Peters’ fellow neighbor, Gabe Colbern, was awakened by the shots and dashed outside to see a little girl run from the mother’s white SUV into a home across the street. Colbern said he ran back inside, grabbed his gun and tried to pursue the gunman so he could tell police where the man went.
The trail, tracked by a police search dog, turned up cold — the man had parked nearby and driven away. Tacoma police later arrested a suspect in the 200 block of East West Street.
The victim’s teenage daughter, who was at a sleepover at a friend’s house when the shooting occurred, had been trying to break off her relationship with the suspect, Bates said. Her parents had intervened to try to keep him away from her.
“Anyone else who was here would’ve been in danger,” Bates said.
Neighbors described a series of recent incidents at the home, including a burglary. Colbern said that after the burglary, the father of the family warned neighbors about break-ins and asked them to keep an eye out for the stolen items.
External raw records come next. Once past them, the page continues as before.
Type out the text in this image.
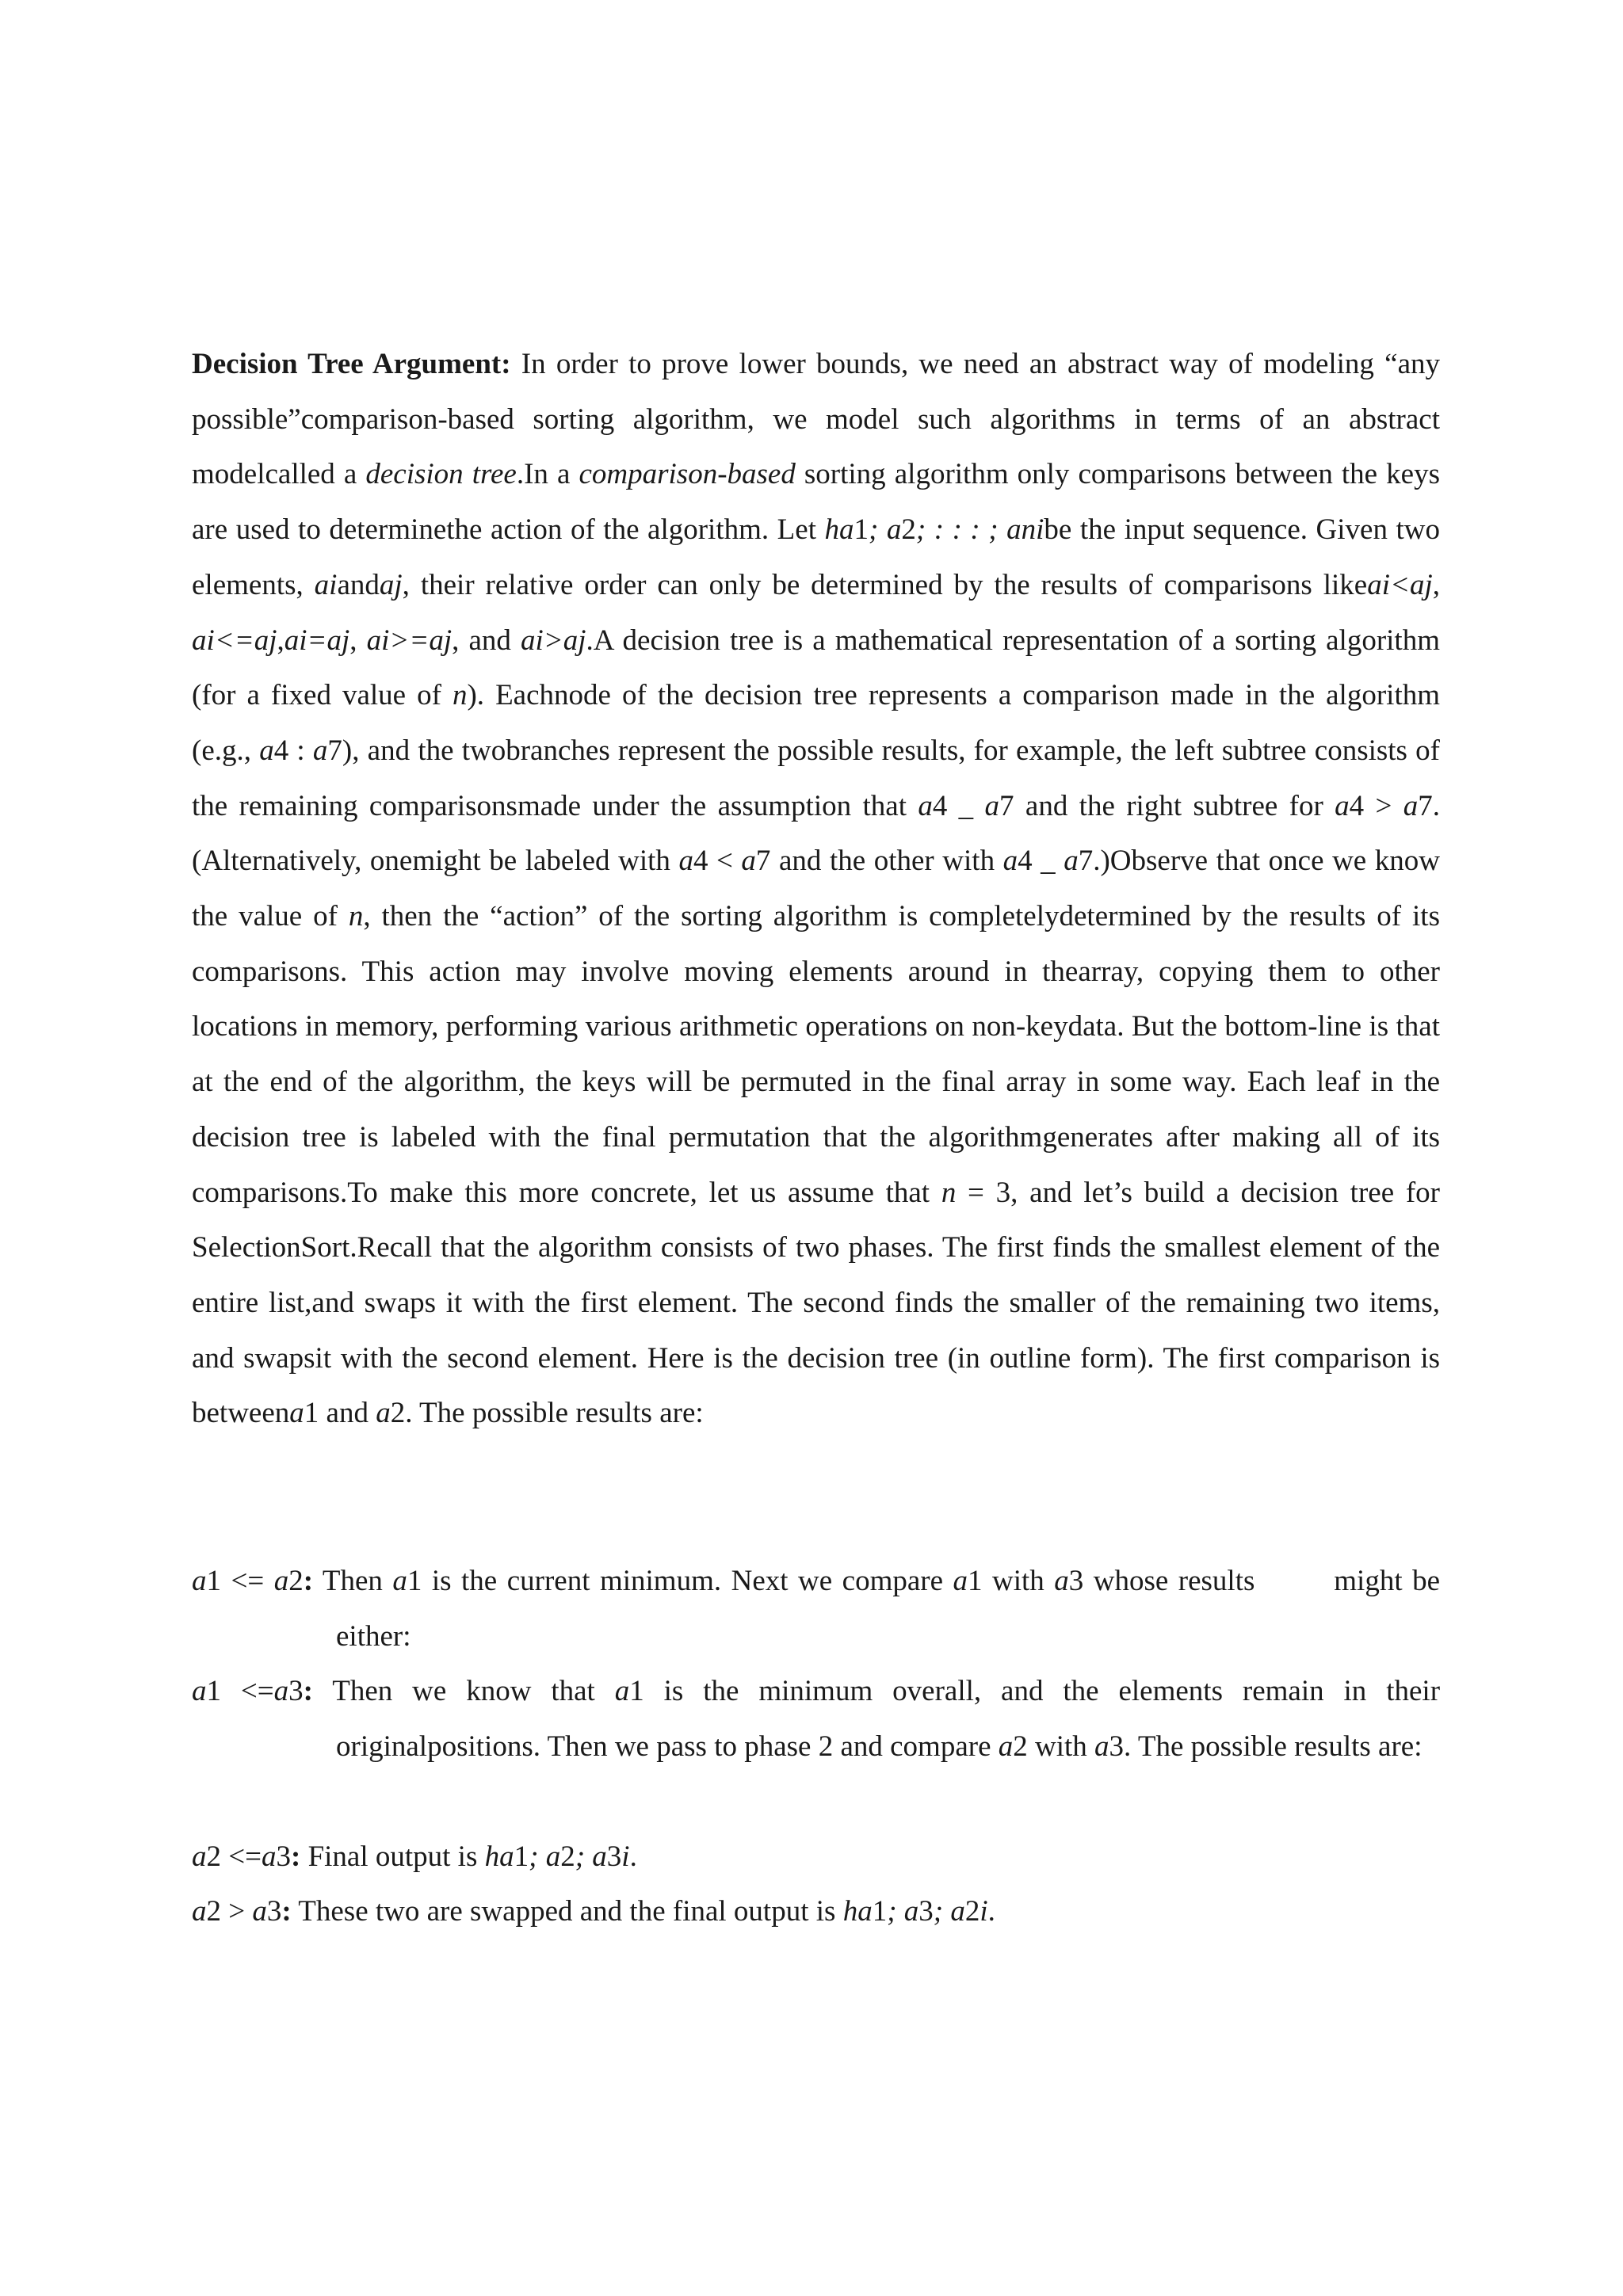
Decision Tree Argument: In order to prove lower bounds, we need an abstract way of modeling “any possible”comparison-based sorting algorithm, we model such algorithms in terms of an abstract modelcalled a decision tree.In a comparison-based sorting algorithm only comparisons between the keys are used to determinethe action of the algorithm. Let ha1; a2; : : : ; anibe the input sequence. Given two elements, aiandaj, their relative order can only be determined by the results of comparisons likeai<aj, ai<=aj,ai=aj, ai>=aj, and ai>aj.A decision tree is a mathematical representation of a sorting algorithm (for a fixed value of n). Eachnode of the decision tree represents a comparison made in the algorithm (e.g., a4 : a7), and the twobranches represent the possible results, for example, the left subtree consists of the remaining comparisonsmade under the assumption that a4 _ a7 and the right subtree for a4 > a7. (Alternatively, onemight be labeled with a4 < a7 and the other with a4 _ a7.)Observe that once we know the value of n, then the “action” of the sorting algorithm is completelydetermined by the results of its comparisons. This action may involve moving elements around in thearray, copying them to other locations in memory, performing various arithmetic operations on non-keydata. But the bottom-line is that at the end of the algorithm, the keys will be permuted in the final array in some way. Each leaf in the decision tree is labeled with the final permutation that the algorithmgenerates after making all of its comparisons.To make this more concrete, let us assume that n = 3, and let’s build a decision tree for SelectionSort.Recall that the algorithm consists of two phases. The first finds the smallest element of the entire list,and swaps it with the first element. The second finds the smaller of the remaining two items, and swapsit with the second element. Here is the decision tree (in outline form). The first comparison is betweena1 and a2. The possible results are:

a1 <= a2: Then a1 is the current minimum. Next we compare a1 with a3 whose results        might be either:

a1 <=a3: Then we know that a1 is the minimum overall, and the elements remain in their originalpositions. Then we pass to phase 2 and compare a2 with a3. The possible results are:

a2 <=a3: Final output is ha1; a2; a3i.

a2 > a3: These two are swapped and the final output is ha1; a3; a2i.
Most recently, the windows of the teenage daughter’s maroon SUV were smashed, Colbern said. Plastic sheeting still covered the rear window of the vehicle Monday.
The mother’s white SUV remained in the street, doors ajar, as law enforcement combed through the area for evidence. Bates said forensics would also search inside the home for evidence.
Peters, who has lived in the neighborhood for 22 years, said the sleepy enclave rarely sees such violence.
“This is very, very unusual, for the police to come for much of anything,” Peters said.
Bates said the ex-boyfriend may also have been involved in recent vandalism incidents at the Ryan home. He said there were no restraining orders in place by anyone living there.
However, a restraining order by a different family was served against a man with the same name as the suspected shooter in January 2012, accusing him of intimidating a teenage girlfriend after she broke up with him.
He forced the girl to slice her wrists to prove her love, hit her, threatened suicide after the breakup and asked what she’d do if he cut her throat, according to a temporary restraining order.
“By his actions now it isn’t hard to see it is escalating out of control,” the girl’s mother wrote in a request for the restraining order. “He has a pattern of returning to his ex’s to intimidate the girls.”
In the 2012 court paperwork, the girl’s mother alleged the suspect had access to multiple guns at his grandparents’ house.
A judge granted the order of protection but canceled it three months later when the girl and her family missed a court appearance to renew it.
On Monday, the suspect’s grandfather told KOMO his grandson was innocent and had been home all day.
“ He’s a good kid,” the grandfather said. “He’s had problems but he’s not that bad of a kid.”